After the updates are installed and the server asks for a restart, is the server during the time between this message and the restart somehow more vulnerable, or is it perfectly in order to delay the restart (and the security level remains the same as before)?
The server needs to reboot to finish patching files that were in use during the patching process, leaving your machine in an inconsistent state (IE installing updates and then letting it run) leaves your machine at greater risk as you are between two states.
The first before you patched as a known good level of Microsoft updates.
The second state is your machine running the latest set of Microsoft patches.
What you are creating is a third state where some files are updated whilst others aren't, the question isn't really are you more at risk (Because the answer seems an obvious yes) its what steps would you take if your machine was comprimised during this inconsistent state? I would imagine Microsoft would say to you what they said to me in the past 'Oh dear I'm very sorry, rebuild your machine it wasn't in a configuration we support'
If you're patching your machine do it in one hit, apply the patches and immediately reboot it - even if it means staying around out of hours to do it. If your application is that critical that you cannot manage a 5 minute reboot outage then you ought to be looking at extending your infrastructure to cope with it (ie: Multiple load balanced servers).

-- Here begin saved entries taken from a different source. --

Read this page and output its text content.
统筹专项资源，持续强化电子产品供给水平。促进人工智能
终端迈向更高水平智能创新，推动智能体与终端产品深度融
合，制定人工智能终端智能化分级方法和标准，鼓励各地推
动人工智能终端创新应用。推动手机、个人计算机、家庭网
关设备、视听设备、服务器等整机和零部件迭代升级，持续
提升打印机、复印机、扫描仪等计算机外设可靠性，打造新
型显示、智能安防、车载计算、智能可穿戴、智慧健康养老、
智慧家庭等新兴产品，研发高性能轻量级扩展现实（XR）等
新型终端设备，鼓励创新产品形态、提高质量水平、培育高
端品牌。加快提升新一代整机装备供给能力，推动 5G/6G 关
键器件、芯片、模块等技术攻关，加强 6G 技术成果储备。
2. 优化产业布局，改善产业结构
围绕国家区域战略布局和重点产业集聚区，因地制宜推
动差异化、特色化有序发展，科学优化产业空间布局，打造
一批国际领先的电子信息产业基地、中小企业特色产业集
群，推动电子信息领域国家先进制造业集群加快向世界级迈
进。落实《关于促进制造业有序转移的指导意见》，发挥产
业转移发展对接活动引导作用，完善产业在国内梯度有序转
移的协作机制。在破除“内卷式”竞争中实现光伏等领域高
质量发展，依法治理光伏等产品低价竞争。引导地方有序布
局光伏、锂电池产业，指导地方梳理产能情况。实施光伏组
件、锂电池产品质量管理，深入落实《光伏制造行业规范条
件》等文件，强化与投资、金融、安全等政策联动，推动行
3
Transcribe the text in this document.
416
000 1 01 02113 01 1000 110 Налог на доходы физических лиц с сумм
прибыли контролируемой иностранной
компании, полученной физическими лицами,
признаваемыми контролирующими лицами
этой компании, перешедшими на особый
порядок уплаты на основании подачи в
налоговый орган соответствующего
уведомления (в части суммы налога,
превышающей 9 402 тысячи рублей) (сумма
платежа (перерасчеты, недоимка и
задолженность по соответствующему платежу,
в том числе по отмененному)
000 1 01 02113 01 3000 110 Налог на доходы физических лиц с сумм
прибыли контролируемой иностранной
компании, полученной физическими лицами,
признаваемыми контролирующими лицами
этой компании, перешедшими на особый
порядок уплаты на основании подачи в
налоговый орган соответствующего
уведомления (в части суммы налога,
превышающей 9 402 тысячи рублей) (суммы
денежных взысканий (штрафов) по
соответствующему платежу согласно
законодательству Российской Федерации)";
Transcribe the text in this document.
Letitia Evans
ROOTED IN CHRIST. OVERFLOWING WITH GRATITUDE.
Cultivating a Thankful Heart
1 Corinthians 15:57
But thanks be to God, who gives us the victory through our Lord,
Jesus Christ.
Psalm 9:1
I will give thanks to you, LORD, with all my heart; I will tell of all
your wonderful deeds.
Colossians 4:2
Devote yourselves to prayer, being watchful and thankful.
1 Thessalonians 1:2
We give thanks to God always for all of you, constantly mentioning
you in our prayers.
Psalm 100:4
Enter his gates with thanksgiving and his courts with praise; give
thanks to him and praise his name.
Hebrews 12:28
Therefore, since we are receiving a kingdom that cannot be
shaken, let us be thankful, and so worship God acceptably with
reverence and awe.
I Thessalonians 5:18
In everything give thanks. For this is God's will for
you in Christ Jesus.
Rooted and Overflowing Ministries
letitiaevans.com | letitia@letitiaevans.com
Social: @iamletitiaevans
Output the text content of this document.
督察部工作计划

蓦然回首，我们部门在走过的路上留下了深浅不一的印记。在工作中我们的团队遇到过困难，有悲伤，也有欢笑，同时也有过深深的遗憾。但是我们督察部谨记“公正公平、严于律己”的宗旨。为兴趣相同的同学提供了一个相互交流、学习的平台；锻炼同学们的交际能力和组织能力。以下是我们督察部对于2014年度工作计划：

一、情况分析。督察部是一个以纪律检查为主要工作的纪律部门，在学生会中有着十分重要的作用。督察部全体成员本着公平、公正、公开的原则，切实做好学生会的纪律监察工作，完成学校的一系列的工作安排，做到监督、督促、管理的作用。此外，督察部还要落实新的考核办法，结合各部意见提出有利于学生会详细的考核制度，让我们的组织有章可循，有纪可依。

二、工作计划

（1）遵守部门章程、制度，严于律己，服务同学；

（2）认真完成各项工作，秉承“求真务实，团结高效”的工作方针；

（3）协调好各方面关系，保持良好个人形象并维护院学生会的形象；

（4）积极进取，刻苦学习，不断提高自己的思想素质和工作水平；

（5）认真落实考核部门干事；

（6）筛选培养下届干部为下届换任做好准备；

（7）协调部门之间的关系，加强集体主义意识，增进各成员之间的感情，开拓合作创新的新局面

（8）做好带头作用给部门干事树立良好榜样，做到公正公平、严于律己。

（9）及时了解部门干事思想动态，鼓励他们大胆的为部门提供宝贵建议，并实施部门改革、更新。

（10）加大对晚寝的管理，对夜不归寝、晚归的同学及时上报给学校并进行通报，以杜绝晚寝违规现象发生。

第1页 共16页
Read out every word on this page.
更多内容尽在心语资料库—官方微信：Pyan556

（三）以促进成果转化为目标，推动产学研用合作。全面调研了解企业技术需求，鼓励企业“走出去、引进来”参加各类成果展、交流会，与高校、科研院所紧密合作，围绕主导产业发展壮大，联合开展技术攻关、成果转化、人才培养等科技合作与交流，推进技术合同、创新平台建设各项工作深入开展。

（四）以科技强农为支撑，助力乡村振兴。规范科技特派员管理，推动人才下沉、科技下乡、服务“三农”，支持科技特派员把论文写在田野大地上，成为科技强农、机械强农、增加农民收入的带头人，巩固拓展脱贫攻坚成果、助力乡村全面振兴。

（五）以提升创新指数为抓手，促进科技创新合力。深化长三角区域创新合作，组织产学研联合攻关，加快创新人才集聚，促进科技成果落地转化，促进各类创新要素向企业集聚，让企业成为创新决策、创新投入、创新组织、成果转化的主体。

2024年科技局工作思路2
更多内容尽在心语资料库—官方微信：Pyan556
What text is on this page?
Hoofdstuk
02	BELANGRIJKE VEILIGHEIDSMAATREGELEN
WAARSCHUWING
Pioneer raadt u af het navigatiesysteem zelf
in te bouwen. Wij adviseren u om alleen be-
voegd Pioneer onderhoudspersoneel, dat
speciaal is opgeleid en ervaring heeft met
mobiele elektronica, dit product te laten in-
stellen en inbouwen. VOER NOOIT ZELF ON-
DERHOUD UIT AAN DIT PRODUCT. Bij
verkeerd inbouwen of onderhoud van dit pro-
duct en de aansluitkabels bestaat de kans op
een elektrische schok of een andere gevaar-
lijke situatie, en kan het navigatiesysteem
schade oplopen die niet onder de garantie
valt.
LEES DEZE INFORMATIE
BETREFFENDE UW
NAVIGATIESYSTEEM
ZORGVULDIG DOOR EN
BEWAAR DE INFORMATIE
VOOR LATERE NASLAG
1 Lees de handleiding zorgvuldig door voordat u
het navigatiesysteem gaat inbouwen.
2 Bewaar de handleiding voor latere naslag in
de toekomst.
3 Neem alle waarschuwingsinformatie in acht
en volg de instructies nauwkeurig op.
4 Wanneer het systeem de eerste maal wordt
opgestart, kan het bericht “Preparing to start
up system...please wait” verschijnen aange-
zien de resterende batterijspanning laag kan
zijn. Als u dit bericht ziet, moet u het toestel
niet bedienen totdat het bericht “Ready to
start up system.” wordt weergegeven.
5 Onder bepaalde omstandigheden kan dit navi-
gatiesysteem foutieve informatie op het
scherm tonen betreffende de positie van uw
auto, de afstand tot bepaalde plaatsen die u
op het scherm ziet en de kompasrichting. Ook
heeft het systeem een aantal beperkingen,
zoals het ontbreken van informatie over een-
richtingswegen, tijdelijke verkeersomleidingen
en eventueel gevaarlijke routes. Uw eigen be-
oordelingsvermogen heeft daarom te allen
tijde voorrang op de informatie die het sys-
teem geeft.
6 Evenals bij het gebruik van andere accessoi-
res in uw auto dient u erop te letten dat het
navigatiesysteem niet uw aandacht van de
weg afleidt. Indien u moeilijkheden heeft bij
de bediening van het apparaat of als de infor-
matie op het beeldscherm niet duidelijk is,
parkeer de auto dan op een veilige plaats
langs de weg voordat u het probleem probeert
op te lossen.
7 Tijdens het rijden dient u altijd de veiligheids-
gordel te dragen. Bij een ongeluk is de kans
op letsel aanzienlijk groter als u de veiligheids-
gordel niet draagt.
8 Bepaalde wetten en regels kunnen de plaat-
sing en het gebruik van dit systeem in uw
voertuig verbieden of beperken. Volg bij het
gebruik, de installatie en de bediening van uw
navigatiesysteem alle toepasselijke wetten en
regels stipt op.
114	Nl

Delaying the server restart after patches have been applied is something you really, really should avoid.
This would leave the server in an inconsistent state, where some parts of a patch have been applied and some not, and the problem here is not as much about security as about stability: after a patch installation and prior to rebooting you can have all sorts of incompatible DLLs around your system.
I had a really bad experience with a Windows Server 2003 domain controller which was patched (by someone else than me) and not restarted for a whole week. During that week, every authentication request processed by that DC failed because it was not working properly, and this created quite a big mess on the network. The problem has been somewhat mitigated since Windows Server 2008 (which does the "real" patching during the shutdown and boot phases), but I'd personally never leave a server online when a patch restart is pending.
I don't agree with the accepted answer: If an update requires a reboot, the actual patching and changing of the system happens at the reboot?
Even if it is good to restart the system timely after updates that require a reboot, I believe it is best to apply updates always immediately after if they occur, even if a reboot will be postponed for several hours or even days.
Additionally: None of the Microsoft articles describing update postponing states, that there is a non-security risk when postponing.
Summary: - I would guess its best to apply (at least security) updates always immediately . - Postponing an updates for a day a two is a lesser concern over the benefits of applying security patches immediately.